Lois Taylor, whose gardening column
usually runs in this space, has the day off.
Ever Green returns next week.

Geoffrey Burnie photographs flora at Lyon Arboretum,
while his assistant Roger Harris takes notes.
By Dennis Oda, Star-Bulletin
Burnie, who was visiting here last week, is gardening editor of the Australian edition of Better Homes and Gardens magazine and is a garden photographer and horticulturist. The Australian magazine, Burnie said, devotes more space to gardening and less to crafts and interior design than its U.S. counterpart.
"When I became garden editor in 1986, I realized that while the former editor had a huge photo library, he was more interested in colors and individual plants. I had the big picture in gardening, so I got started taking my own. I bought a good camera and practiced a lot."
He now provides most of the photos for his writing. While Burnie's articles have to apply to all of Australia's climates, from cool temperate to tropical, his own preference is for tropical plants. "The interior of Australia is very dry, but most of the population is around the edges. That means there are fewer extremes of temperature, and big difference is in the amount of rainfall.
"People living there seem to think that Australia is cooler than it really is, and they struggle to grow little English gardens," he said. "It doesn't work. The heat knocks them out, but people tend to go ahead and replant."
Tropicals, in many areas, would be more appropriate. Burnie suggests that you think of a garden as a living system, that you don't install it all at once like furniture in a new house. "You have to visualize what the garden will look like in 10 years," Burnie said.
"That lovely little tree from the garden shop will be 80 feet tall, and you have to know about this," he said. "Plants, after all, are totally predictable. It's just like buying kitchen counters, except that they grow bigger.
"People buy plants without thinking. You wouldn't say to yourself, 'I must have that knob,' and then buy it and forever wonder where to put it."
Gardening, he said, is about the single most popular pastime in Australia. "But when you walk down a suburban street, you'd never guess. There are some pathetic attempts at landscaping by people who haven't thought through a real plan."
His own garden, located on a headland above Manly Bay near Sydney, is largely planted in Australian natives. "The soil is fairly sandy, so I am limited in the choice of exotic plants. It is windy, and there is no land between my property and the northwest coast of Antarctica."
Burnie recommends group plantings in a home garden, avoiding "a little of this and a little of that." The reason is simplicity, he said. "You should know something about each plant in your garden - fertilizer, water, sun, insect control - and the more plants you have, the more you have to learn. And as you learn, you can add more plants."

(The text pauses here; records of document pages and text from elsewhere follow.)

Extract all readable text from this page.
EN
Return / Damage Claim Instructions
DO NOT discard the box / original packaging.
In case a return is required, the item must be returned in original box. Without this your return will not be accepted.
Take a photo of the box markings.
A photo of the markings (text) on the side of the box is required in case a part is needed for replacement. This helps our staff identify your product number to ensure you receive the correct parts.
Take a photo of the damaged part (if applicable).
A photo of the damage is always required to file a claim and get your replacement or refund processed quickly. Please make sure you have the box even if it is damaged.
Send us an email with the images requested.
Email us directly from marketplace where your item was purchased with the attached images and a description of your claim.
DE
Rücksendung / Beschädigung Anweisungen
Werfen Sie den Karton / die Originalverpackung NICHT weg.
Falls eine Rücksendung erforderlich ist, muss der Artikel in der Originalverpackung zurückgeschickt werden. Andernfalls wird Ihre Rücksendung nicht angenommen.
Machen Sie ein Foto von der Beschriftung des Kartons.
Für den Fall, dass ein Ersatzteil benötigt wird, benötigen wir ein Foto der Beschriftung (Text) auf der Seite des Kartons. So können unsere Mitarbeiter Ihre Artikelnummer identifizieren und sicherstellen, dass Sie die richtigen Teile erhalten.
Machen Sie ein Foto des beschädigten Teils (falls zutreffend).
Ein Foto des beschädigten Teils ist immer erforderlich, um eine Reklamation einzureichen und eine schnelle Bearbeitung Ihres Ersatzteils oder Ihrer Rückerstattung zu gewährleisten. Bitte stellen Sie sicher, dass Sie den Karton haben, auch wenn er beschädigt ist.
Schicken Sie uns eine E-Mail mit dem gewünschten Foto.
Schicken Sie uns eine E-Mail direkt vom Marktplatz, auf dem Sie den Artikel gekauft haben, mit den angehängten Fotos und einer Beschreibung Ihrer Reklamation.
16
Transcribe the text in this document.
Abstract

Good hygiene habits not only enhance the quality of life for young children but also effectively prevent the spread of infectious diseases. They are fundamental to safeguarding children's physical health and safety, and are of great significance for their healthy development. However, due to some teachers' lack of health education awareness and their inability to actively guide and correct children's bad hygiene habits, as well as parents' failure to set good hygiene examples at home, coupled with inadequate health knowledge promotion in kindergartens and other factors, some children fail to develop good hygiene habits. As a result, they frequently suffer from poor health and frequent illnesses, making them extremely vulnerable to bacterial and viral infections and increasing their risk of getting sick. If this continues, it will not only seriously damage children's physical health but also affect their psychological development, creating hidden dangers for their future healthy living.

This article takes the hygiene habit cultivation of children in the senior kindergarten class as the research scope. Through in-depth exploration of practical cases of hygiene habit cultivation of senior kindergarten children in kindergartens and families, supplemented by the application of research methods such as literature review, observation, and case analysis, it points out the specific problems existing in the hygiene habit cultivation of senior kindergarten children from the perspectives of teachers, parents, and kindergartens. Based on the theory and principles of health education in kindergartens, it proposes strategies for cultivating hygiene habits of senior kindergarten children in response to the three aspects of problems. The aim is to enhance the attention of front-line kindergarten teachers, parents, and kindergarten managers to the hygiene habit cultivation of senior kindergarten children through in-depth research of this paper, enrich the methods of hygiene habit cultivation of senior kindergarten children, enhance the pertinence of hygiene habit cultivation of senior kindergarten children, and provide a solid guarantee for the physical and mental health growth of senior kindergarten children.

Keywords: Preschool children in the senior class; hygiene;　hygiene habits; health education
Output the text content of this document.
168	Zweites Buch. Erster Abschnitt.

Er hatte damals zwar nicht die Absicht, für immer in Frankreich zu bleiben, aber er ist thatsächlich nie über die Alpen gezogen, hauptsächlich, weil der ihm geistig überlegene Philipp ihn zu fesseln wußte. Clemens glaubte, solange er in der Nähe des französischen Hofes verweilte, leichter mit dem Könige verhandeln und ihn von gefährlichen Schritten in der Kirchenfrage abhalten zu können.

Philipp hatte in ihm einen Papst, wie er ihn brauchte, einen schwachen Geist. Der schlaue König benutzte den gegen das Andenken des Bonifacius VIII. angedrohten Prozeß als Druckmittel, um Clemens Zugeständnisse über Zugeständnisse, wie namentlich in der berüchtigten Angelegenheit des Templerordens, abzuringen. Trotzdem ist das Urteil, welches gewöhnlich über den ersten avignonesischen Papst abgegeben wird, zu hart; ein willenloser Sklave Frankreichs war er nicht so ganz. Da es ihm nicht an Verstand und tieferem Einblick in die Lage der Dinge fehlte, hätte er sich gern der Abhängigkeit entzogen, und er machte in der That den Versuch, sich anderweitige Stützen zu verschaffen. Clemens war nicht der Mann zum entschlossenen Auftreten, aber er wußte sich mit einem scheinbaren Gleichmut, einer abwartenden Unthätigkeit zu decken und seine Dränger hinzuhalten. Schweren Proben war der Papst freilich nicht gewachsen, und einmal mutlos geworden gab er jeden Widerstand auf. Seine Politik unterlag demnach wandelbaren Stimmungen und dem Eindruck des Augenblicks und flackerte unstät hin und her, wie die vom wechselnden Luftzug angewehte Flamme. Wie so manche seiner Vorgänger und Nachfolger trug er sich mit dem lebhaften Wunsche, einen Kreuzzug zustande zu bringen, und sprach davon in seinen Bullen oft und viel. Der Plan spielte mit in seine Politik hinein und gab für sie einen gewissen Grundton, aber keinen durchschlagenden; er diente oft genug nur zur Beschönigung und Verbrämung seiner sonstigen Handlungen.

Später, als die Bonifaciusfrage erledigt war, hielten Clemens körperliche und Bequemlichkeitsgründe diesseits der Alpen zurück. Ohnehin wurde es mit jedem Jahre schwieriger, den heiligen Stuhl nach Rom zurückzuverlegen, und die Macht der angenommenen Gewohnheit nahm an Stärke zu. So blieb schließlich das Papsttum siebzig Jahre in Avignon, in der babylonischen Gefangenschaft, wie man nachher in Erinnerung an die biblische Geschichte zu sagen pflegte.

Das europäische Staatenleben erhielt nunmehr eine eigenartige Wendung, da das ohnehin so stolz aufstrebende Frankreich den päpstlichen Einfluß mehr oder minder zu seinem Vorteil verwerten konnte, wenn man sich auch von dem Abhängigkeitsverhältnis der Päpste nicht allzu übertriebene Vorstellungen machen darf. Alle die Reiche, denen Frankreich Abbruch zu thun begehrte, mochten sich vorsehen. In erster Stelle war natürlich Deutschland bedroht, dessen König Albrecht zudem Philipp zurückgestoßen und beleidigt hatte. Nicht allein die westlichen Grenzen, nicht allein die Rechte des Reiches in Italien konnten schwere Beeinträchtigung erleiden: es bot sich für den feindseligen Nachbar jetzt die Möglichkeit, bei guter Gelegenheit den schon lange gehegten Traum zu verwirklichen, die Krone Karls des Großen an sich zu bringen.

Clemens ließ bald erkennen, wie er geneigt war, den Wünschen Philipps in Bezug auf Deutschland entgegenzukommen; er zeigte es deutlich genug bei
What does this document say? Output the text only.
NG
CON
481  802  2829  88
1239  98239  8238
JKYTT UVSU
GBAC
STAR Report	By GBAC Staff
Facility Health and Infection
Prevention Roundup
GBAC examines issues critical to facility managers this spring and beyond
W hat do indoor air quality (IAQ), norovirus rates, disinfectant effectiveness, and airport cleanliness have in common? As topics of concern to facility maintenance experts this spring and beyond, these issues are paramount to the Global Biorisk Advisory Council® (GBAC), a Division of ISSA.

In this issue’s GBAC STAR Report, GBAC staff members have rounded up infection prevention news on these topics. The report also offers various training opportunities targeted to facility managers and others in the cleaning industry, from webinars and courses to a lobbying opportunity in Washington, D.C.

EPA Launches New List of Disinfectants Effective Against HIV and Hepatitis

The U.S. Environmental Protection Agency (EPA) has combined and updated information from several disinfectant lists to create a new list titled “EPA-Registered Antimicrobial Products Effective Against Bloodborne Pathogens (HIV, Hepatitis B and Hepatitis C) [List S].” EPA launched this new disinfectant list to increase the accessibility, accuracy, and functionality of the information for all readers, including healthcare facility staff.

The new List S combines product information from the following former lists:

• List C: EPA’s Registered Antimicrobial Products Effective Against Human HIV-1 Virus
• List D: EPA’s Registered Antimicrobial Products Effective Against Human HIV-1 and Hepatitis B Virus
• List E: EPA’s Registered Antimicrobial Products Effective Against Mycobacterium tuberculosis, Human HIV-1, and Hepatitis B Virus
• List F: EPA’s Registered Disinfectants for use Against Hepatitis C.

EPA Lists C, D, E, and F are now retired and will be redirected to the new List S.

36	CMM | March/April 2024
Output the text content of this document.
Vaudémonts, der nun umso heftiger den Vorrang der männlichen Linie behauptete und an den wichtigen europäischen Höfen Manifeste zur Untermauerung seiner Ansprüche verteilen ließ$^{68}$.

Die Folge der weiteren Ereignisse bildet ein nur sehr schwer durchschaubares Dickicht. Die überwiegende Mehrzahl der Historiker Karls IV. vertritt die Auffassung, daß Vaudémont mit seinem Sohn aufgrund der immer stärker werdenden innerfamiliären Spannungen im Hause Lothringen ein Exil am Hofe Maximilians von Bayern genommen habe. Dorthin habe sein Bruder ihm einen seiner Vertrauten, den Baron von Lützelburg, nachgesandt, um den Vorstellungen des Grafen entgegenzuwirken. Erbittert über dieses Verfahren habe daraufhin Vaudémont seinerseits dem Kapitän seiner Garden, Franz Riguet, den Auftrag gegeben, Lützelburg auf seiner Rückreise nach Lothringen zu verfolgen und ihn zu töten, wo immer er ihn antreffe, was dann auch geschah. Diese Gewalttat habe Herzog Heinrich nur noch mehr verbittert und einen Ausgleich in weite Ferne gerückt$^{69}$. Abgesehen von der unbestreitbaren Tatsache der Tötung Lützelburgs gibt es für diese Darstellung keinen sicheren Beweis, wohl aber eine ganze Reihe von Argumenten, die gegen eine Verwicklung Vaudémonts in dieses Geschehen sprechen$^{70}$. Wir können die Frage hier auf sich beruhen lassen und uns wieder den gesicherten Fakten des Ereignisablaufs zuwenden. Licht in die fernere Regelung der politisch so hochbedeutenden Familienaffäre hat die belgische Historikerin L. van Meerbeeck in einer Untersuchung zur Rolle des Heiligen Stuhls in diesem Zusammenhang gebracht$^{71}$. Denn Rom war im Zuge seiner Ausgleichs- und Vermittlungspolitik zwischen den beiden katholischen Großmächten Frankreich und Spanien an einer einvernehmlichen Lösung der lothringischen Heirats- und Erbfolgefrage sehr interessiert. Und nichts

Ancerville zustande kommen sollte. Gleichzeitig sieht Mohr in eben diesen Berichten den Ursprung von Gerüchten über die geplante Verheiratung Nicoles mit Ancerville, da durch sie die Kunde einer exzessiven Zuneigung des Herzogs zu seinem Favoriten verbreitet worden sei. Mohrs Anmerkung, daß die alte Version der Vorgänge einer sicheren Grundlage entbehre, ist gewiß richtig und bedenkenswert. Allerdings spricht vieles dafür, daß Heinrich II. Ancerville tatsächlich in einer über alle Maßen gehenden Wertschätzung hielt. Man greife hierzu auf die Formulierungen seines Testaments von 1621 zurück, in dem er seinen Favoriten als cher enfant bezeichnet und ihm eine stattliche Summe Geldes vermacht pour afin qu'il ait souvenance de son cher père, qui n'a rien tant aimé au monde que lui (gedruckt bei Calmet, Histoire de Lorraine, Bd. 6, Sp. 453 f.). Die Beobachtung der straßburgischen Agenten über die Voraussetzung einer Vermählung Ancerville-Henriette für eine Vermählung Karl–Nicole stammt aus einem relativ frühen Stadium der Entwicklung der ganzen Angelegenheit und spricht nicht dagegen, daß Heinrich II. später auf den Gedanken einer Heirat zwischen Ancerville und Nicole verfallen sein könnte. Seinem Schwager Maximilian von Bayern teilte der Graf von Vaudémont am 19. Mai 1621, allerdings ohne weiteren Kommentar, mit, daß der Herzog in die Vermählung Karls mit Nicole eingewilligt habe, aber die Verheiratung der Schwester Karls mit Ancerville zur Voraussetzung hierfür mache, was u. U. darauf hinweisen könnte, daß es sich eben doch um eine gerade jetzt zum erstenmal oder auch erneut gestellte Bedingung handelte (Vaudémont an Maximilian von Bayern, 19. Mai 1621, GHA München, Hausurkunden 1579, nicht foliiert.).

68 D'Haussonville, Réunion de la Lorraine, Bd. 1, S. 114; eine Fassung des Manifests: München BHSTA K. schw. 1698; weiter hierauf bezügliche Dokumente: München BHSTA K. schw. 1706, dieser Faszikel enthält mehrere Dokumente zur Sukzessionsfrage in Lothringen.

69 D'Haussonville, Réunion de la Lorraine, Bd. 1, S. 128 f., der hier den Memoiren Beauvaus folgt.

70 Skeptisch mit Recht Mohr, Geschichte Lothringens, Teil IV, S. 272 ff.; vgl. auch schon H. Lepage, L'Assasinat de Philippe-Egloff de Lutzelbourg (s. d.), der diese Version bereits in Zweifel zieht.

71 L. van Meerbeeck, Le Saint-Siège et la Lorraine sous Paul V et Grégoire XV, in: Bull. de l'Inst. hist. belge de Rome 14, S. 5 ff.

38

This goes back to his statement that he loves gardens but he isn't wild about gardening. "I will garden, but it is the finished result that is the goal, not the process itself. Too many garden writers make it out to be terribly hard work, but I don't think it has to be. It's a matter of the right plant in the right place."
The first place to look is in a neighbor's yard. What grows well there should grow well for you since you share the same soil and climate. "So plant a bank of it. If it gets boring, pull it out and plant something else. You don't want to give your life to garden maintenance," he said.
A backyard, Burnie says, should be like a structure, with hedges as walls, and different areas for separate purposes. First, define your problems. In his case, they were arctic winds and a lack of privacy. Burnie uses hedges as windbreaks and to screen out a nearby house.
Think about the uses of your garden. "Do I want to have lunch in my garden? Then I need a shady area at noon. Make your garden into rooms. Habitable, sensible outdoor space comes only with studying the building materials - the plants - you are using."
The non-native plants in Burnie's garden are often introductions from South Africa, particularly bulbs. While a few of them might do well here, he said he was reluctant to recommend them because in our climate they could multiply at a fierce rate and become weeds.
Burnie travels with his assistant, Roger Harris, and they appear to be the contemporary Sherlock Holmes and Dr. Watson. Burnie does the deduction, deciding what to photograph and how, and Harris keeps meticulous records of plant material and camera settings.
Burnie uses a Nikkon F-98 camera, and gives this advice to garden photographers:
Avoid bright sun where there is deep shade. Film can't handle the two at once. You can photograph a scene in full sun or full shade, but not at the same time.
Photograph early in the morning or late in the afternoon when the light is soft and diffused, or at midday if there is a light cloud cover.
Before you snap the photo, look through the view finder and ask yourself, "What is this picture about?" If you can't find an answer, it won't be a good picture.
When you are walking through your garden and you see something that makes you think, "That's a good picture," distill what it is that caught your attention, and photograph just that.
Photography is like gardening, Burnie says. Figure out first what you want the result to be, and then create it.